Gene Patton was the only player from my hometown, Coatesville, PA, to make the majors. He came to bat one time for the Boston Braves and walked.
Paul Chenger was a great pitcher in the Braves minor leagues for Austin. Chenger blew his arm out playing winter ball in the Mexican League. He told me once that going into the 1961 season he was to be the #1 selection of the expansion team Los Angeles Angels. Fred Haney, the ex-manager of the Braves, was hired as GM of the Angels at the time. Haney undoubtedly had seen Chenger in spring training.
Both Patton and Chenger would eventually be my coaches at the local level in Legion and High School.

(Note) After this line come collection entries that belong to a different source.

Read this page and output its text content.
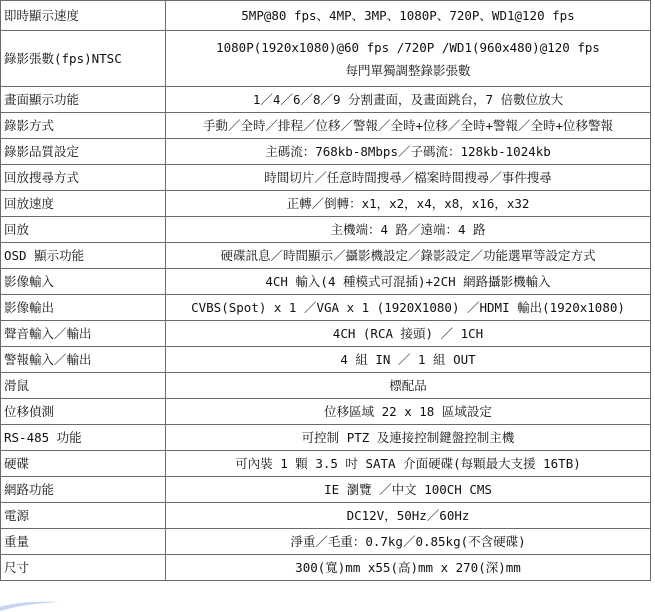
即時顯示速度	5MP@80 fps、4MP、3MP、1080P、720P、WD1@120 fps

錄影張數(fps)NTSC	1080P(1920x1080)@60 fps /720P /WD1(960x480)@120 fps
每門單獨調整錄影張數

畫面顯示功能	1／4／6／8／9 分割畫面，及畫面跳台，7 倍數位放大

錄影方式	手動／全時／排程／位移／警報／全時+位移／全時+警報／全時+位移警報

錄影品質設定	主碼流：768kb-8Mbps／子碼流：128kb-1024kb

回放搜尋方式	時間切片／任意時間搜尋／檔案時間搜尋／事件搜尋

回放速度	正轉／倒轉：x1，x2，x4，x8，x16，x32

回放	主機端：4 路／遠端：4 路

OSD 顯示功能	硬碟訊息／時間顯示／攝影機設定／錄影設定／功能選單等設定方式

影像輸入	4CH 輸入(4 種模式可混插)+2CH 網路攝影機輸入

影像輸出	CVBS(Spot) x 1 ／VGA x 1 (1920X1080) ／HDMI 輸出(1920x1080)

聲音輸入／輸出	4CH (RCA 接頭) ／ 1CH

警報輸入／輸出	4 組 IN ／ 1 組 OUT

滑鼠	標配品

位移偵測	位移區域 22 x 18 區域設定

RS-485 功能	可控制 PTZ 及連接控制鍵盤控制主機

硬碟	可內裝 1 顆 3.5 吋 SATA 介面硬碟(每顆最大支援 16TB)

網路功能	IE 瀏覽 ／中文 100CH CMS

電源	DC12V，50Hz／60Hz

重量	淨重／毛重：0.7kg／0.85kg(不含硬碟)

尺寸	300(寬)mm x55(高)mm x 270(深)mm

Howie Bedell, from Pottstown, showed great promise in the minors. Ironically, another local, Don Wert from Quarryville, PA, would edge him out for a batting title in the American Association in 1961. I remember hearing from those significant adults that what hurt Bedell was too much education. He got his degreee from West Chester University in West Chester, PA before turning pro.
As for me, I still love those old Braves but those significant adults' opinions of education weren't as impressionable on me. Like Bedell, I went to West Chester University, got my MA, and became a teacher.